2. On fait s’engager les décisionnaires

La conséquence est claire : pour amener les plus jeunes – et tous les autres volontaires – à s’engager pour faire bifurquer les organisations, il faut que celles-ci et les décisionnaires en leur sein, aient déjà engagé un tel mouvement.

Comme élément de preuve et de confiance, pour convaincre de la sincérité de la démarche, mais aussi comme travail préalable, de design d’expérience et de relation, qui permette aux publics de réellement se saisir de la mission qu’on leur confie. Il s’agit d’un mouvement complexe mais crucial, qui part d’eux pour donner à d’autres de l’agentivité, de la puissance d’agir.

3. On change les méthodes de communication

Plus que jamais de nos jours, dans un contexte de défiance et d’injonction au changement, le but d’une organisation doit être l’alignement entre ce qu’elle dit et ce qu’elle fait. Si donc elle veut montrer que ses engagements sont sincères, sa communication sur le changement doit aussi changer de manière de faire. Prouver en acte son changement.

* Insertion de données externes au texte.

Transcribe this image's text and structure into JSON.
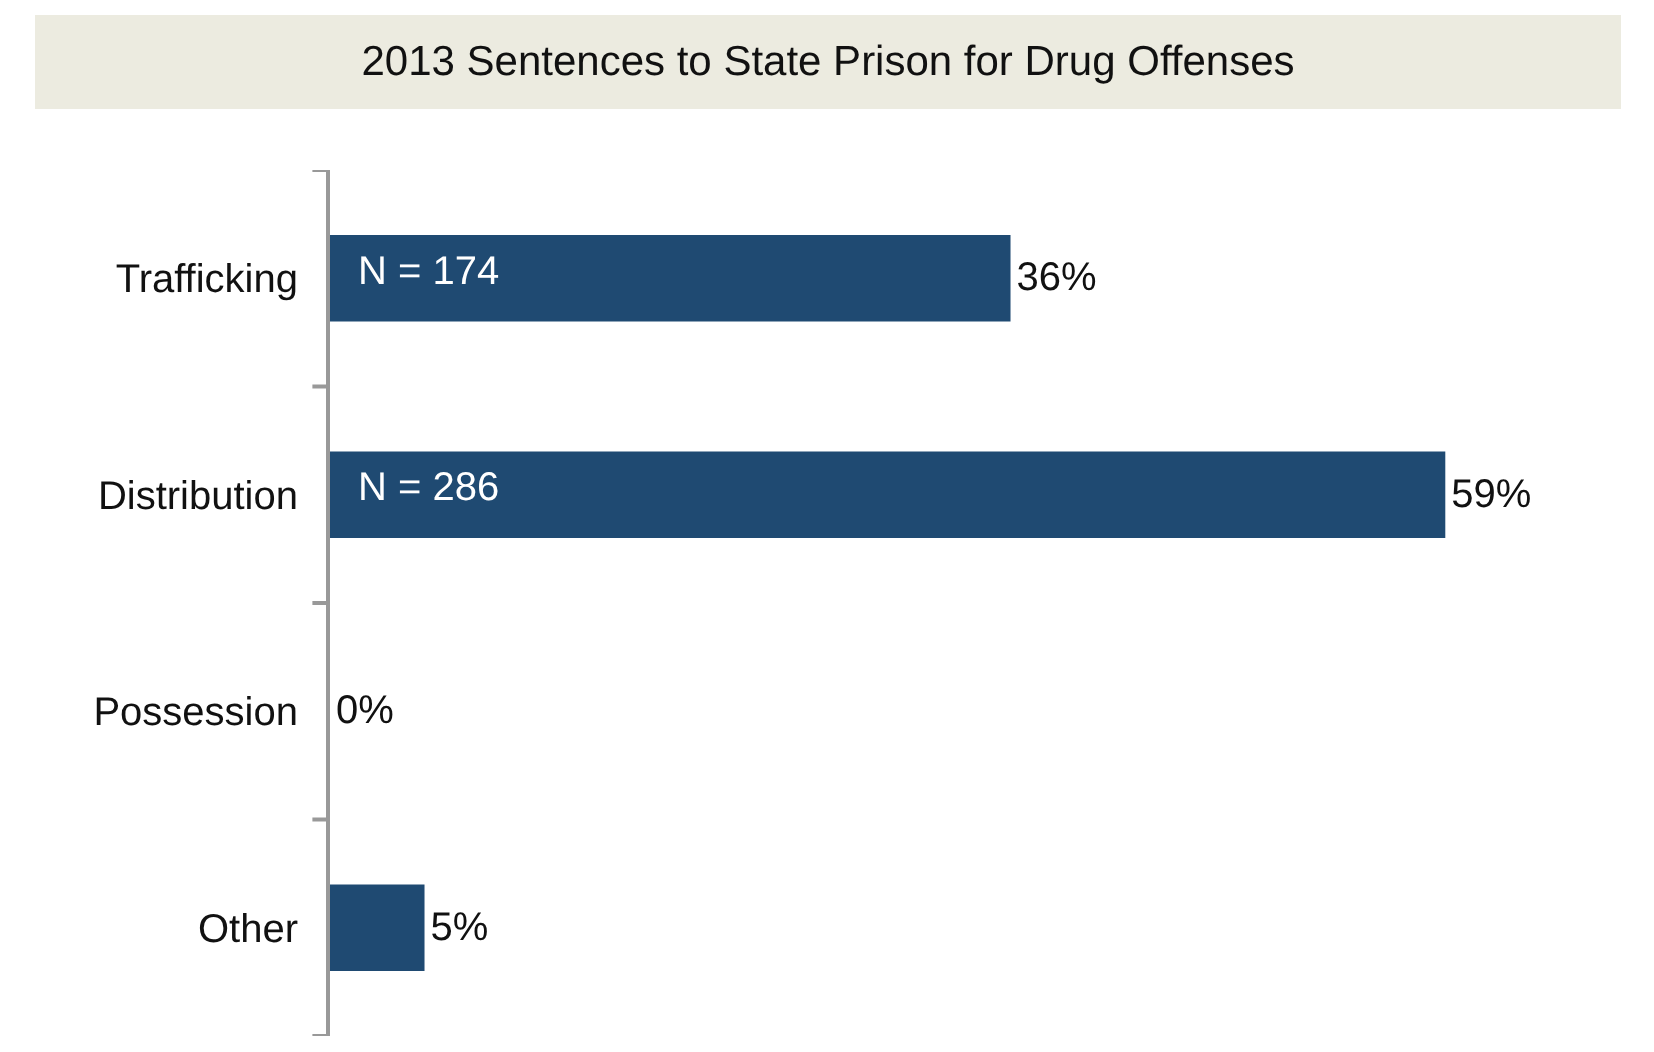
{
  "chart_data": {
    "type": "bar",
    "orientation": "horizontal",
    "title": "2013 Sentences to State Prison for Drug Offenses",
    "categories": [
      "Trafficking",
      "Distribution",
      "Possession",
      "Other"
    ],
    "values": [
      36,
      59,
      0,
      5
    ],
    "value_labels": [
      "36%",
      "59%",
      "0%",
      "5%"
    ],
    "color": "#1f4a72",
    "tick_labels": "y",
    "annotations": [
      {
        "text": "N = 174",
        "x": 0,
        "y": "Trafficking"
      },
      {
        "text": "N = 286",
        "x": 0,
        "y": "Distribution"
      }
    ]
  }
}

Tout d’abord, viser la responsabilité dans la production de ses contenus et supports : ‘écodesign’, accessibilité, utilité. Mais il ne s’agit que d’un préalable, nécessaire mais non suffisant.

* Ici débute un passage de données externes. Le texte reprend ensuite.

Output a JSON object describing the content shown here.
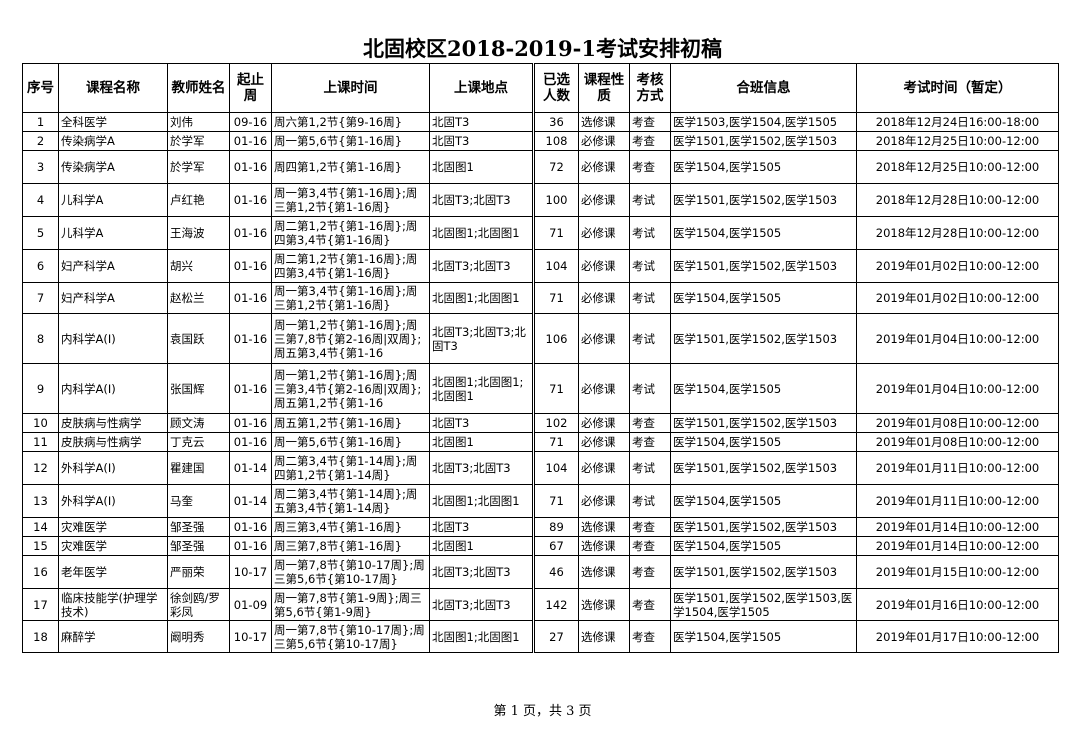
{
  "title": "北固校区2018-2019-1考试安排初稿",
  "headers": [
    "序号",
    "课程名称",
    "教师姓名",
    "起止周",
    "上课时间",
    "上课地点",
    "已选人数",
    "课程性质",
    "考核方式",
    "合班信息",
    "考试时间（暂定）"
  ],
  "rows": [
    [
      "1",
      "全科医学",
      "刘伟",
      "09-16",
      "周六第1,2节{第9-16周}",
      "北固T3",
      "36",
      "选修课",
      "考查",
      "医学1503,医学1504,医学1505",
      "2018年12月24日16:00-18:00"
    ],
    [
      "2",
      "传染病学A",
      "於学军",
      "01-16",
      "周一第5,6节{第1-16周}",
      "北固T3",
      "108",
      "必修课",
      "考查",
      "医学1501,医学1502,医学1503",
      "2018年12月25日10:00-12:00"
    ],
    [
      "3",
      "传染病学A",
      "於学军",
      "01-16",
      "周四第1,2节{第1-16周}",
      "北固图1",
      "72",
      "必修课",
      "考查",
      "医学1504,医学1505",
      "2018年12月25日10:00-12:00"
    ],
    [
      "4",
      "儿科学A",
      "卢红艳",
      "01-16",
      "周一第3,4节{第1-16周};周三第1,2节{第1-16周}",
      "北固T3;北固T3",
      "100",
      "必修课",
      "考试",
      "医学1501,医学1502,医学1503",
      "2018年12月28日10:00-12:00"
    ],
    [
      "5",
      "儿科学A",
      "王海波",
      "01-16",
      "周二第1,2节{第1-16周};周四第3,4节{第1-16周}",
      "北固图1;北固图1",
      "71",
      "必修课",
      "考试",
      "医学1504,医学1505",
      "2018年12月28日10:00-12:00"
    ],
    [
      "6",
      "妇产科学A",
      "胡兴",
      "01-16",
      "周二第1,2节{第1-16周};周四第3,4节{第1-16周}",
      "北固T3;北固T3",
      "104",
      "必修课",
      "考试",
      "医学1501,医学1502,医学1503",
      "2019年01月02日10:00-12:00"
    ],
    [
      "7",
      "妇产科学A",
      "赵松兰",
      "01-16",
      "周一第3,4节{第1-16周};周三第1,2节{第1-16周}",
      "北固图1;北固图1",
      "71",
      "必修课",
      "考试",
      "医学1504,医学1505",
      "2019年01月02日10:00-12:00"
    ],
    [
      "8",
      "内科学A(I)",
      "袁国跃",
      "01-16",
      "周一第1,2节{第1-16周};周三第7,8节{第2-16周|双周};周五第3,4节{第1-16",
      "北固T3;北固T3;北固T3",
      "106",
      "必修课",
      "考试",
      "医学1501,医学1502,医学1503",
      "2019年01月04日10:00-12:00"
    ],
    [
      "9",
      "内科学A(I)",
      "张国辉",
      "01-16",
      "周一第1,2节{第1-16周};周三第3,4节{第2-16周|双周};周五第1,2节{第1-16",
      "北固图1;北固图1;北固图1",
      "71",
      "必修课",
      "考试",
      "医学1504,医学1505",
      "2019年01月04日10:00-12:00"
    ],
    [
      "10",
      "皮肤病与性病学",
      "顾文涛",
      "01-16",
      "周五第1,2节{第1-16周}",
      "北固T3",
      "102",
      "必修课",
      "考查",
      "医学1501,医学1502,医学1503",
      "2019年01月08日10:00-12:00"
    ],
    [
      "11",
      "皮肤病与性病学",
      "丁克云",
      "01-16",
      "周一第5,6节{第1-16周}",
      "北固图1",
      "71",
      "必修课",
      "考查",
      "医学1504,医学1505",
      "2019年01月08日10:00-12:00"
    ],
    [
      "12",
      "外科学A(I)",
      "瞿建国",
      "01-14",
      "周二第3,4节{第1-14周};周四第1,2节{第1-14周}",
      "北固T3;北固T3",
      "104",
      "必修课",
      "考试",
      "医学1501,医学1502,医学1503",
      "2019年01月11日10:00-12:00"
    ],
    [
      "13",
      "外科学A(I)",
      "马奎",
      "01-14",
      "周二第3,4节{第1-14周};周五第3,4节{第1-14周}",
      "北固图1;北固图1",
      "71",
      "必修课",
      "考试",
      "医学1504,医学1505",
      "2019年01月11日10:00-12:00"
    ],
    [
      "14",
      "灾难医学",
      "邹圣强",
      "01-16",
      "周三第3,4节{第1-16周}",
      "北固T3",
      "89",
      "选修课",
      "考查",
      "医学1501,医学1502,医学1503",
      "2019年01月14日10:00-12:00"
    ],
    [
      "15",
      "灾难医学",
      "邹圣强",
      "01-16",
      "周三第7,8节{第1-16周}",
      "北固图1",
      "67",
      "选修课",
      "考查",
      "医学1504,医学1505",
      "2019年01月14日10:00-12:00"
    ],
    [
      "16",
      "老年医学",
      "严丽荣",
      "10-17",
      "周一第7,8节{第10-17周};周三第5,6节{第10-17周}",
      "北固T3;北固T3",
      "46",
      "选修课",
      "考查",
      "医学1501,医学1502,医学1503",
      "2019年01月15日10:00-12:00"
    ],
    [
      "17",
      "临床技能学(护理学技术)",
      "徐剑鸥/罗彩凤",
      "01-09",
      "周一第7,8节{第1-9周};周三第5,6节{第1-9周}",
      "北固T3;北固T3",
      "142",
      "选修课",
      "考查",
      "医学1501,医学1502,医学1503,医学1504,医学1505",
      "2019年01月16日10:00-12:00"
    ],
    [
      "18",
      "麻醉学",
      "阚明秀",
      "10-17",
      "周一第7,8节{第10-17周};周三第5,6节{第10-17周}",
      "北固图1;北固图1",
      "27",
      "选修课",
      "考查",
      "医学1504,医学1505",
      "2019年01月17日10:00-12:00"
    ]
  ],
  "footer": "第 1 页，共 3 页"
}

Le vrai défi est de passer d’une communication qui impose un discours, à une communication qui propose un échange. Qui prend l’initiative d’impulser un message, dans l’objectif d’engager un vrai dialogue, donner une place, autoriser et déléguer en retour de l’initiative à ses parties prenantes, qui ainsi pourront vraiment prendre part au fonctionnement de l’organisation. Une communication qui ose moins parler seule et plus chercher avec ses publics.

Communiquer, c’est cela : raconter des représentations partagées, bâtir les conditions d’un échange, designer des pratiques nouvelles. C’est créer, en somme, du commun. Toutes sortes de choses à même de développer cette puissance d’action dont on a tant besoin.